As lead agency of London for All, our city’s roadmap to end poverty in a generation, United Way convenes the work of 60+ community partners and more than 160 volunteers to implement 112 recommendations that aim to create long-term solutions and systems change. A total of 38 people with lived/living experience are involved as key decision-makers, and 50% of Leadership Table participants self-identify with this description.
Completed recommendations in Year 2 include working with farmers to provide easy access to fresh food for people who need it most and expanding no-cost dental programs for Londoners living with low income.
London for All’s Food Security Table worked with key community partners to expand the Good Food Box program from just two host sites to 12. The project addresses two key London for All recommendations: to support existing campaigns that promote healthy, local food and to ensure that fresh, high quality food is available at convenient locations and hours to those who need it.

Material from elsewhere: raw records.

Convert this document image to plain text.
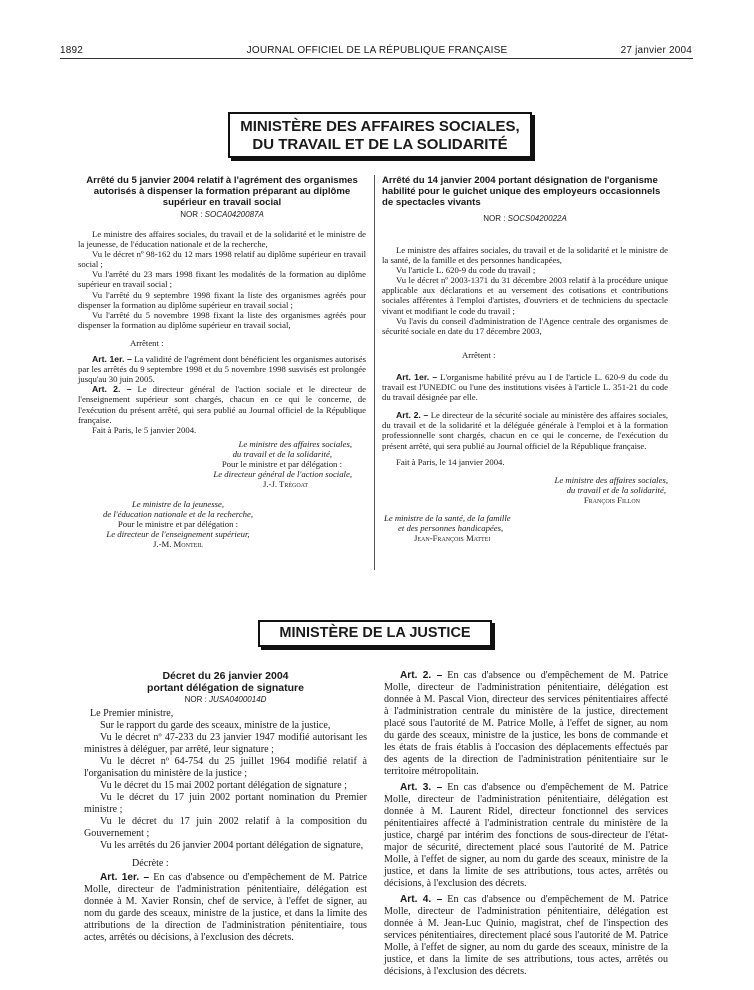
1892	JOURNAL OFFICIEL DE LA RÉPUBLIQUE FRANÇAISE	27 janvier 2004
MINISTÈRE DES AFFAIRES SOCIALES,
DU TRAVAIL ET DE LA SOLIDARITÉ
Arrêté du 5 janvier 2004 relatif à l'agrément des organismes autorisés à dispenser la formation préparant au diplôme supérieur en travail social
NOR : SOCA0420087A

Le ministre des affaires sociales, du travail et de la solidarité et le ministre de la jeunesse, de l'éducation nationale et de la recherche,

Vu le décret nº 98-162 du 12 mars 1998 relatif au diplôme supérieur en travail social ;

Vu l'arrêté du 23 mars 1998 fixant les modalités de la formation au diplôme supérieur en travail social ;

Vu l'arrêté du 9 septembre 1998 fixant la liste des organismes agréés pour dispenser la formation au diplôme supérieur en travail social ;

Vu l'arrêté du 5 novembre 1998 fixant la liste des organismes agréés pour dispenser la formation au diplôme supérieur en travail social,

Arrêtent :

Art. 1er. – La validité de l'agrément dont bénéficient les organismes autorisés par les arrêtés du 9 septembre 1998 et du 5 novembre 1998 susvisés est prolongée jusqu'au 30 juin 2005.

Art. 2. – Le directeur général de l'action sociale et le directeur de l'enseignement supérieur sont chargés, chacun en ce qui le concerne, de l'exécution du présent arrêté, qui sera publié au Journal officiel de la République française.

Fait à Paris, le 5 janvier 2004.

Le ministre des affaires sociales,
du travail et de la solidarité,
Pour le ministre et par délégation :
Le directeur général de l'action sociale,
J.-J. Trégoat
Le ministre de la jeunesse,
de l'éducation nationale et de la recherche,
Pour le ministre et par délégation :
Le directeur de l'enseignement supérieur,
J.-M. Monteil
Arrêté du 14 janvier 2004 portant désignation de l'organisme habilité pour le guichet unique des employeurs occasionnels de spectacles vivants
NOR : SOCS0420022A

Le ministre des affaires sociales, du travail et de la solidarité et le ministre de la santé, de la famille et des personnes handicapées,

Vu l'article L. 620-9 du code du travail ;

Vu le décret nº 2003-1371 du 31 décembre 2003 relatif à la procédure unique applicable aux déclarations et au versement des cotisations et contributions sociales afférentes à l'emploi d'artistes, d'ouvriers et de techniciens du spectacle vivant et modifiant le code du travail ;

Vu l'avis du conseil d'administration de l'Agence centrale des organismes de sécurité sociale en date du 17 décembre 2003,

Arrêtent :

Art. 1er. – L'organisme habilité prévu au I de l'article L. 620-9 du code du travail est l'UNEDIC ou l'une des institutions visées à l'article L. 351-21 du code du travail désignée par elle.

Art. 2. – Le directeur de la sécurité sociale au ministère des affaires sociales, du travail et de la solidarité et la déléguée générale à l'emploi et à la formation professionnelle sont chargés, chacun en ce qui le concerne, de l'exécution du présent arrêté, qui sera publié au Journal officiel de la République française.

Fait à Paris, le 14 janvier 2004.

Le ministre des affaires sociales,
du travail et de la solidarité,
François Fillon
Le ministre de la santé, de la famille
et des personnes handicapées,
Jean-François Mattei
MINISTÈRE DE LA JUSTICE
Décret du 26 janvier 2004
portant délégation de signature
NOR : JUSA0400014D

Le Premier ministre,

Sur le rapport du garde des sceaux, ministre de la justice,

Vu le décret nº 47-233 du 23 janvier 1947 modifié autorisant les ministres à déléguer, par arrêté, leur signature ;

Vu le décret nº 64-754 du 25 juillet 1964 modifié relatif à l'organisation du ministère de la justice ;

Vu le décret du 15 mai 2002 portant délégation de signature ;

Vu le décret du 17 juin 2002 portant nomination du Premier ministre ;

Vu le décret du 17 juin 2002 relatif à la composition du Gouvernement ;

Vu les arrêtés du 26 janvier 2004 portant délégation de signature,

Décrète :

Art. 1er. – En cas d'absence ou d'empêchement de M. Patrice Molle, directeur de l'administration pénitentiaire, délégation est donnée à M. Xavier Ronsin, chef de service, à l'effet de signer, au nom du garde des sceaux, ministre de la justice, et dans la limite des attributions de la direction de l'administration pénitentiaire, tous actes, arrêtés ou décisions, à l'exclusion des décrets.

Art. 2. – En cas d'absence ou d'empêchement de M. Patrice Molle, directeur de l'administration pénitentiaire, délégation est donnée à M. Pascal Vion, directeur des services pénitentiaires affecté à l'administration centrale du ministère de la justice, directement placé sous l'autorité de M. Patrice Molle, à l'effet de signer, au nom du garde des sceaux, ministre de la justice, les bons de commande et les états de frais établis à l'occasion des déplacements effectués par des agents de la direction de l'administration pénitentiaire sur le territoire métropolitain.

Art. 3. – En cas d'absence ou d'empêchement de M. Patrice Molle, directeur de l'administration pénitentiaire, délégation est donnée à M. Laurent Ridel, directeur fonctionnel des services pénitentiaires affecté à l'administration centrale du ministère de la justice, chargé par intérim des fonctions de sous-directeur de l'état-major de sécurité, directement placé sous l'autorité de M. Patrice Molle, à l'effet de signer, au nom du garde des sceaux, ministre de la justice, et dans la limite de ses attributions, tous actes, arrêtés ou décisions, à l'exclusion des décrets.

Art. 4. – En cas d'absence ou d'empêchement de M. Patrice Molle, directeur de l'administration pénitentiaire, délégation est donnée à M. Jean-Luc Quinio, magistrat, chef de l'inspection des services pénitentiaires, directement placé sous l'autorité de M. Patrice Molle, à l'effet de signer, au nom du garde des sceaux, ministre de la justice, et dans la limite de ses attributions, tous actes, arrêtés ou décisions, à l'exclusion des décrets.
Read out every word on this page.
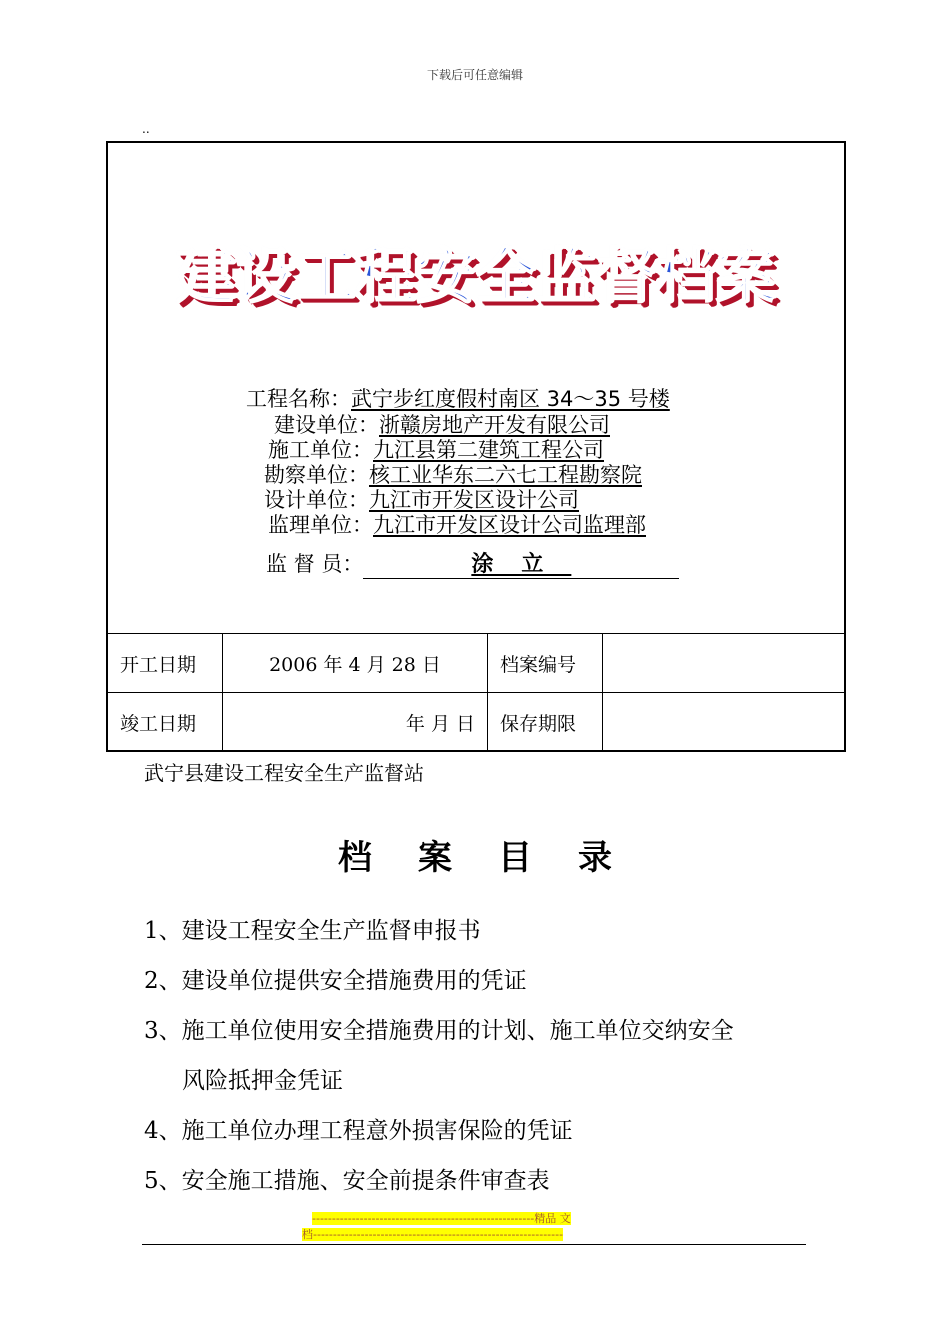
下载后可任意编辑
..
建设工程安全监督档案
工程名称：武宁步红度假村南区 34～35 号楼
建设单位：浙赣房地产开发有限公司
施工单位：九江县第二建筑工程公司
勘察单位：核工业华东二六七工程勘察院
设计单位：九江市开发区设计公司
监理单位：九江市开发区设计公司监理部
监 督 员：	涂立
开工日期	2006 年 4 月 28 日	档案编号	
竣工日期	年 月 日	保存期限	
武宁县建设工程安全生产监督站
档案目录
1、建设工程安全生产监督申报书
2、建设单位提供安全措施费用的凭证
3、施工单位使用安全措施费用的计划、施工单位交纳安全
风险抵押金凭证
4、施工单位办理工程意外损害保险的凭证
5、安全施工措施、安全前提条件审查表
--------------------------------------------------------精品 文
档---------------------------------------------------------------
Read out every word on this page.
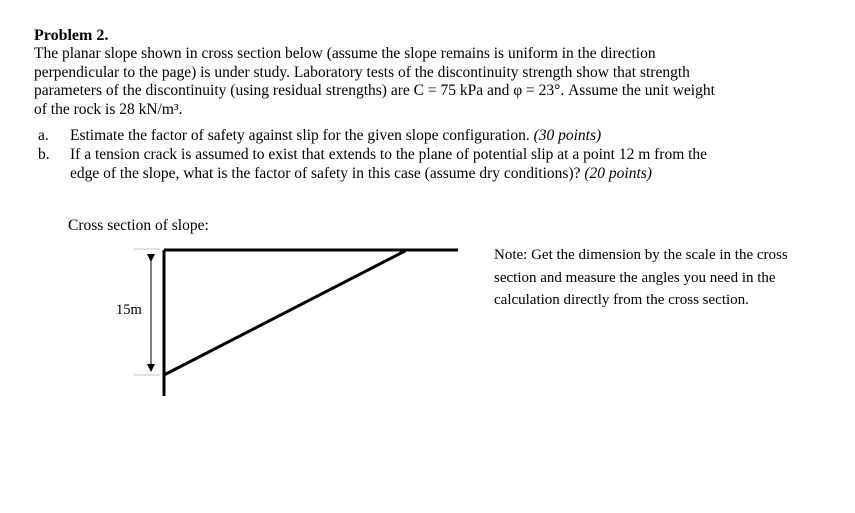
Problem 2.
The planar slope shown in cross section below (assume the slope remains is uniform in the direction
perpendicular to the page) is under study. Laboratory tests of the discontinuity strength show that strength
parameters of the discontinuity (using residual strengths) are C = 75 kPa and φ = 23°. Assume the unit weight
of the rock is 28 kN/m³.
a. Estimate the factor of safety against slip for the given slope configuration. (30 points)
b. If a tension crack is assumed to exist that extends to the plane of potential slip at a point 12 m from the
edge of the slope, what is the factor of safety in this case (assume dry conditions)? (20 points)
Cross section of slope:
15m
Note: Get the dimension by the scale in the cross section and measure the angles you need in the calculation directly from the cross section.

Over 350 Good Food Boxes are currently distributed in neighbourhoods across the city for just $10 from agencies like Crouch Neighbourhood Resource Centre. Every month, families get easy access to seasonal, delicious and nutritious vegetables and fruits, all sourced from local farmers and food distributors. The program is open to all Londoners and is lead by the Child and Youth Network.
In a bold move, Roxanne Riddell, Project Manager of London for All, requested that CAPS identify representatives from City Council to actively participate in creating an Indigenous poverty strategy. Riddell has been working on this recommendation with leaders of local Indigenous Service Agencies, the London District Chiefs Council and the Southern First Nations Secretariat.
The presentation closed with one additional announcement. On Tuesday, June 18, United Way will receive a $48,000 grant from the Ontario Trillium Foundation to monitor and assess project outcomes and evaluate the effectiveness of the project’s leadership and accountability structure.
“London for All is a wonderful initiative and I’m so thankful for the leadership of United Way Elgin Middlesex and its partners,” said Terence Kernaghan, MPP for London Centre. “So much progress has already been made and I’m very grateful for all the hard work being done by so many to help our friends and neighbours to be independent, financially stable, and resilient. The work being done on early learning is critical; as a former teacher, I know how important it is to give our kids the tools to reach their full potential.”